Redefining Representation: Diversity and Challenges in Digital Television

Digital platforms, such as Netflix and Amazon, have changed the very nature of television by altering the models of production and distribution that had been dominant for decades, and finding new ways to reach the niche audience. Goddard and Hogg (2018) believe that with this ‘internet-distributed’ and ‘platform’ television, some of the most basic ideas of the concept of TV, such as ‘channels,’ ‘audiences,’ and ‘schedules,’ are rendered meaningless or obsolete. For example, the shift from linear programming to user-demand content has also enabled binge-watching and mobile watching, challenging how TV fits within lives. Critically, these industrial and technological changes cannot be taken independently of aesthetic and representational changes in programming (Goddard and Hogg, 2020). Series such as Transparent (2014), Sense8 (2015–2018), and Pose (2018) demonstrate this ‘transing’ of television where queer, trans, and ethnically diverse characters are integrated into the storytelling.
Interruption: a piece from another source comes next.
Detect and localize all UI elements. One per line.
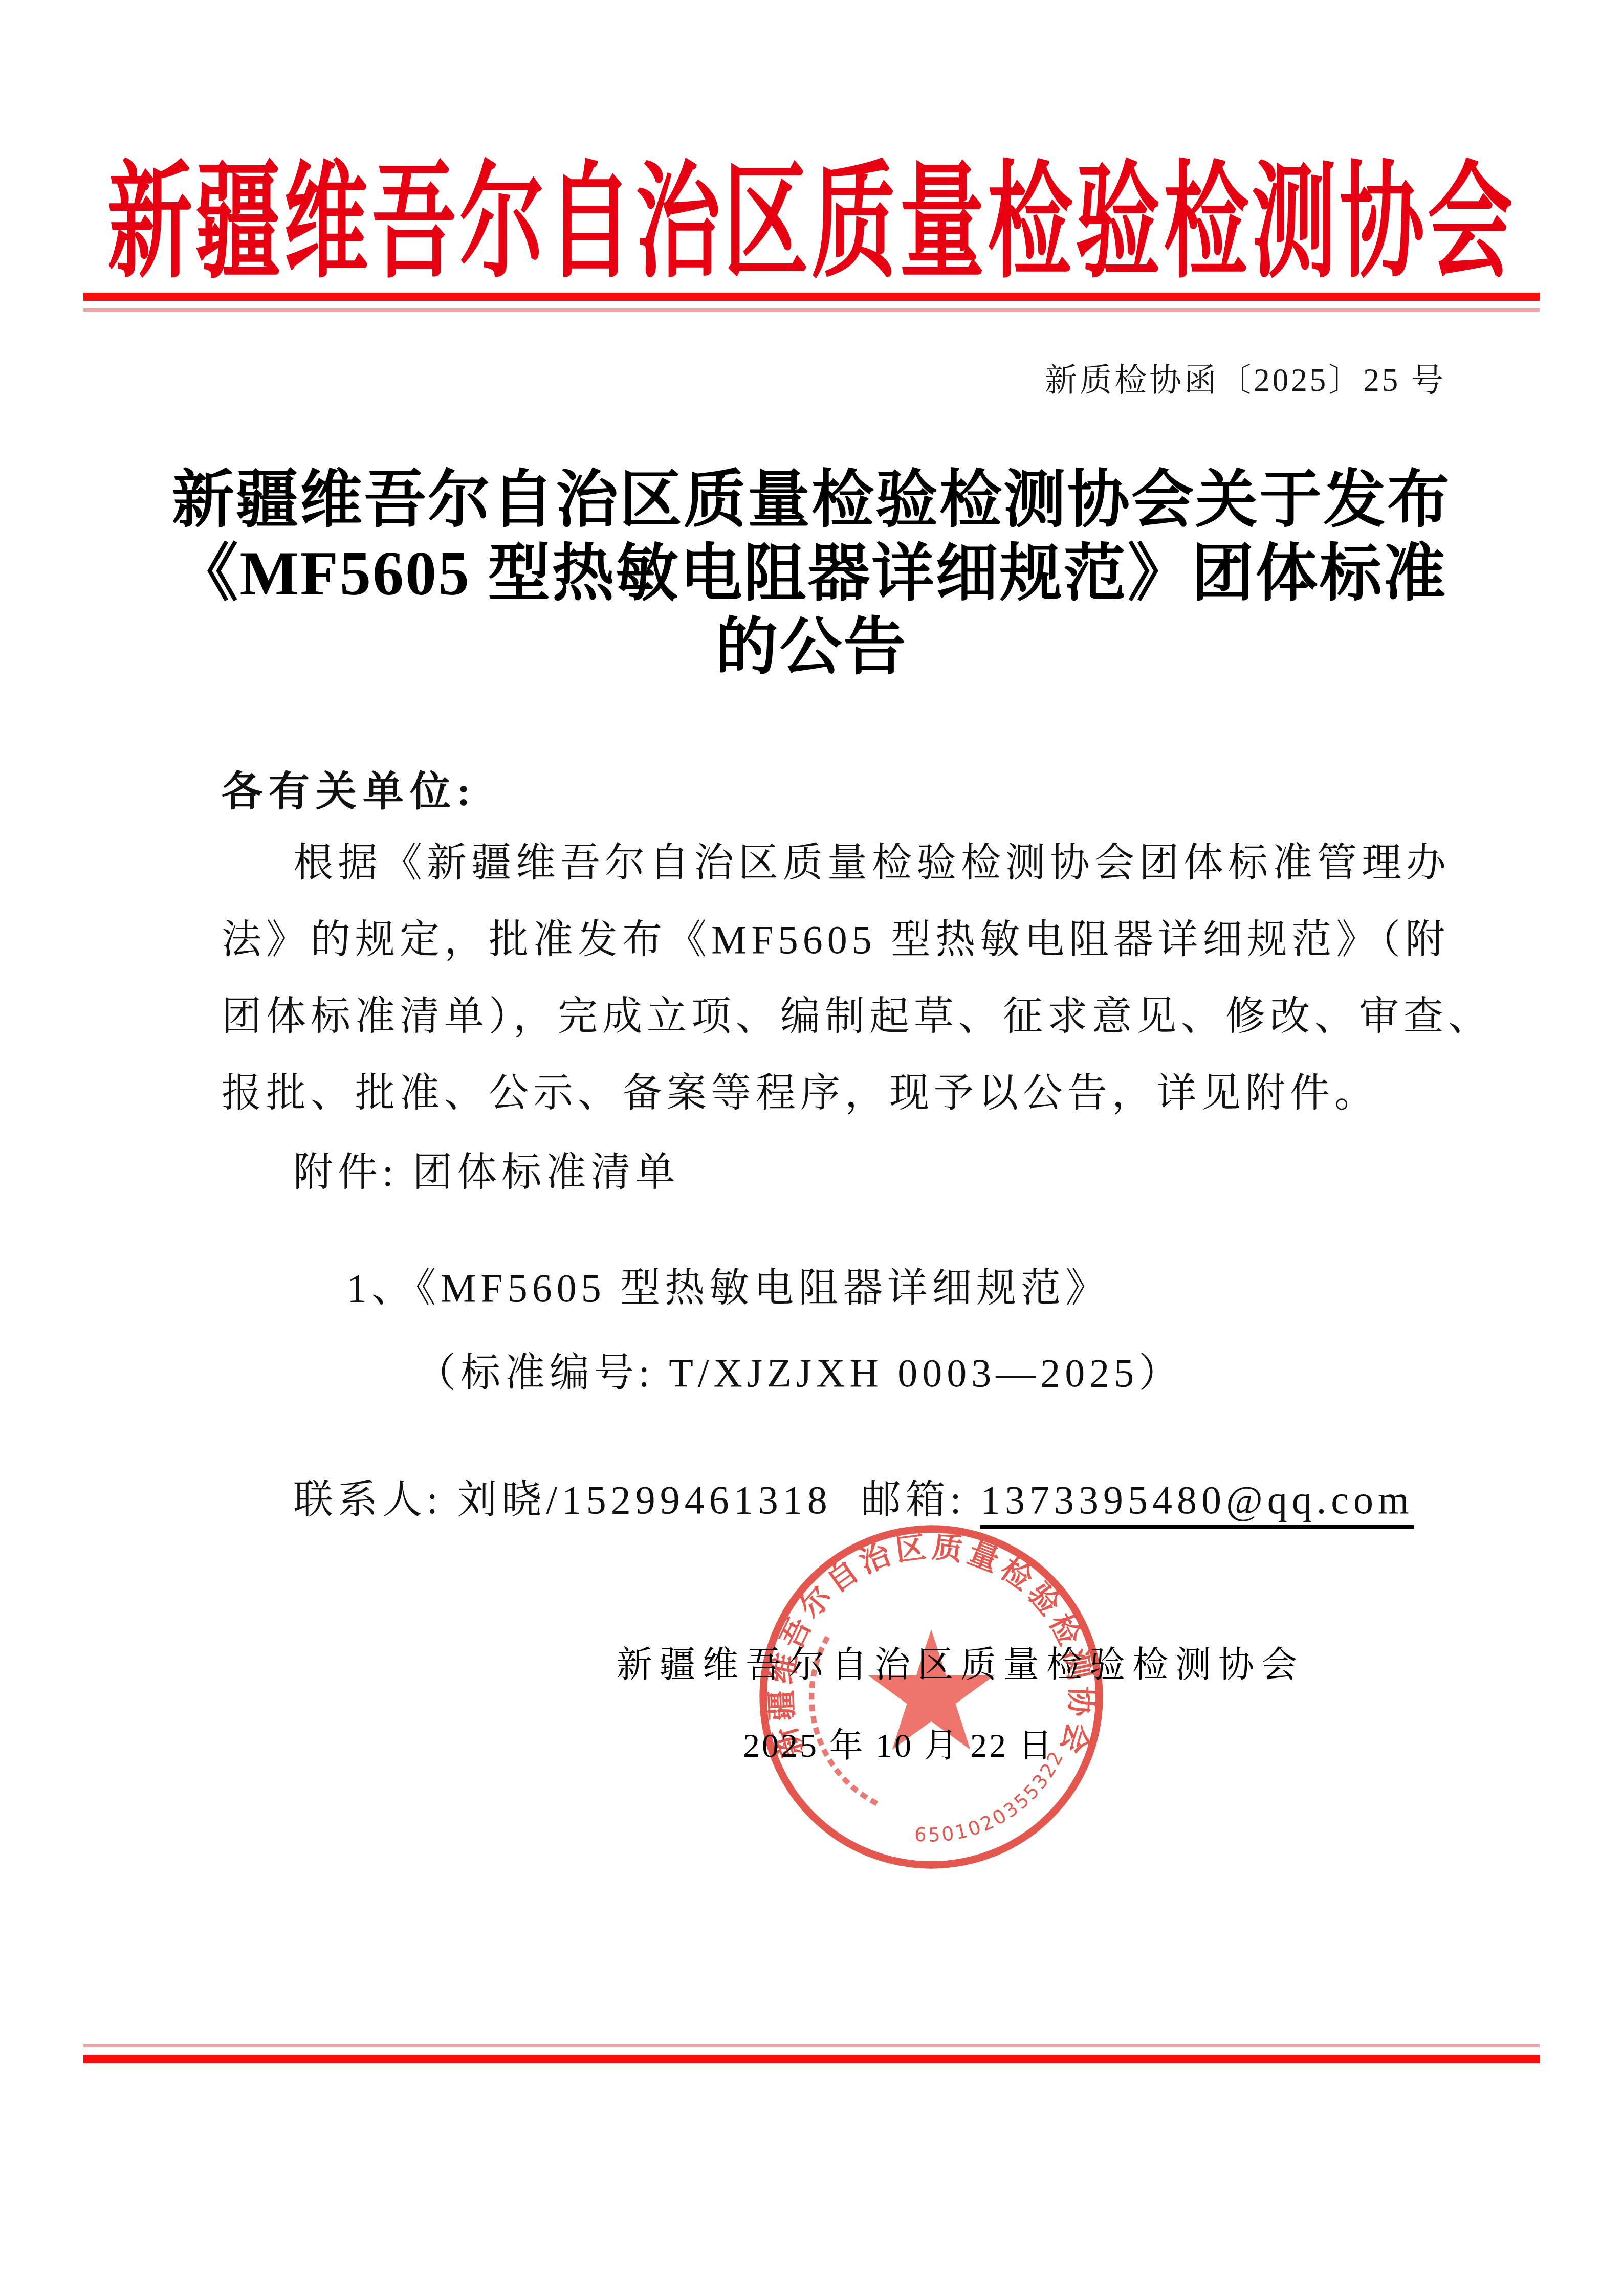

From the perspective of Goddard and Hogg (2018), these productions resist heteronormative storytelling to create this ‘divergent heterotopia’ where traditional televisual structures are challenged to be able to have more representative content.

A scene from Sense8

The show Transparent (2014) is significant in bringing together transgender narratives into mainstream media. Centering trans voices, on-screen and behind the scenes, is essential for authentic storytelling. From the perspective of representation, the authors underline a critical tension in the development of Transparent it stood as a landmark moment in the integration of a transgender protagonist but also had some flaws. Casting a cisgender male actor, Jeffrey Tambor, as Maura, the transgender lead shows the ‘proto phase’ of diversity in media. The authors critique the lack of transgender representation in the writers’ room and the supporting roles assigned to transgender performers which reinforce the existing marginalization. These events emphasize the loopholes of surface-level inclusion that fail to adequately engage with the communities it seeks to represent.

Transparent TV series

References

Goddard, E., Hogg, C. (2020) ‘Introduction: Trans TV dossier, III: Trans TV re-evaluated, part 2,’ Critical Studies in Television the International Journal of Television Studies, 15 (3), pp. 255–266. Doi: 10.1177/1749602020937566.

Goddard, M.N., Hogg, C. (2018) ‘Introduction: Trans TV as concept and intervention into contemporary television,’ Critical Studies in Television the International Journal of Television Studies, 13 (4), pp. 470–474. Doi: 10.1177/1749602018798217.